L’offensive a fait craindre aux Palestiniens qu’Israël ne mette en œuvre un plan de reddition ou de famine pour le nord de la bande de Gaza proposé par d’anciens généraux. En vertu de ce plan, les civils seraient expulsés, l’aide serait interrompue et toute personne restante serait considérée comme un combattant.
L’armée israélienne a nié avoir reçu de tels ordres, mais le gouvernement n’a pas dit s’il adoptait une partie ou la totalité du plan.
Une tente de réfugiés
Tôt mardi, une frappe israélienne a touché une maison dans le quartier de Tufah à Gaza, tuant deux enfants et leurs parents, selon les services d’urgence du ministère de la Santé. Deux autres enfants ont été blessés, a-t-il ajouté.
À Al-Zawaida, dans le centre de la bande de Gaza, une frappe a touché une tente où une famille déplacée s’était réfugiée, tuant quatre personnes, dont une mère et ses deux enfants, selon l’hôpital des Martyrs d’Al-Aqsa, dans la ville voisine de Deir el-Balah. Une autre frappe a touché une maison à Deir el-Balah, tuant deux personnes, a indiqué l’hôpital. Un journaliste de l’Associated Press a compté les corps à la morgue de l’hôpital.
L’armée israélienne affirme qu’elle ne cible que les combattants et les accuse de se cacher parmi les civils. Elle commente rarement les frappes individuelles, qui tuent souvent des femmes et des enfants.
La guerre a commencé lorsque des combattants dirigés par le Hamas ont attaqué le sud d’Israël le 7 octobre 2023, tuant quelque 1200 personnes, principalement des civils, et en prenant 250 autres en otage.

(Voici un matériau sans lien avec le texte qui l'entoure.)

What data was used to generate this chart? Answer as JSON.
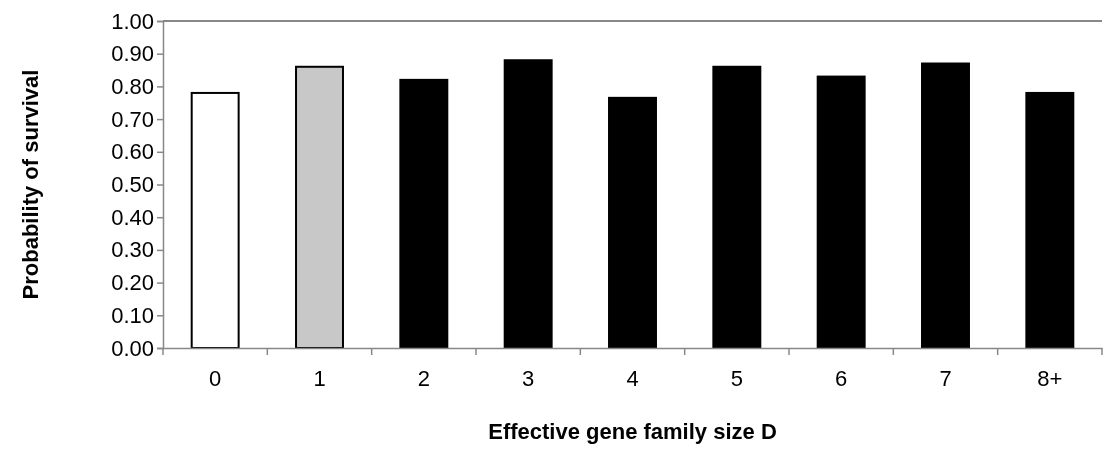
{
  "chart_data": {
    "type": "bar",
    "xlabel": "Effective gene family size D",
    "ylabel": "Probability of survival",
    "categories": [
      "0",
      "1",
      "2",
      "3",
      "4",
      "5",
      "6",
      "7",
      "8+"
    ],
    "values": [
      0.78,
      0.86,
      0.82,
      0.88,
      0.765,
      0.86,
      0.83,
      0.87,
      0.78
    ],
    "colors": [
      "#ffffff",
      "#c8c8c8",
      "#000000",
      "#000000",
      "#000000",
      "#000000",
      "#000000",
      "#000000",
      "#000000"
    ],
    "ylim": [
      0,
      1
    ],
    "yticks": [
      {
        "value": 0,
        "label": "0.00"
      },
      {
        "value": 0.1,
        "label": "0.10"
      },
      {
        "value": 0.2,
        "label": "0.20"
      },
      {
        "value": 0.3,
        "label": "0.30"
      },
      {
        "value": 0.4,
        "label": "0.40"
      },
      {
        "value": 0.5,
        "label": "0.50"
      },
      {
        "value": 0.6,
        "label": "0.60"
      },
      {
        "value": 0.7,
        "label": "0.70"
      },
      {
        "value": 0.8,
        "label": "0.80"
      },
      {
        "value": 0.9,
        "label": "0.90"
      },
      {
        "value": 1,
        "label": "1.00"
      }
    ],
    "grid": false
  }
}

Une centaine de captifs se trouvent toujours dans la bande de Gaza, dont environ un tiers seraient morts.
L’offensive de représailles d’Israël a tué plus de 43 000 Palestiniens, selon le ministère de la Santé de la bande de Gaza, qui ne fait pas de distinction entre civils et combattants dans son bilan, mais affirme que plus de la moitié des personnes tuées étaient des femmes et des enfants.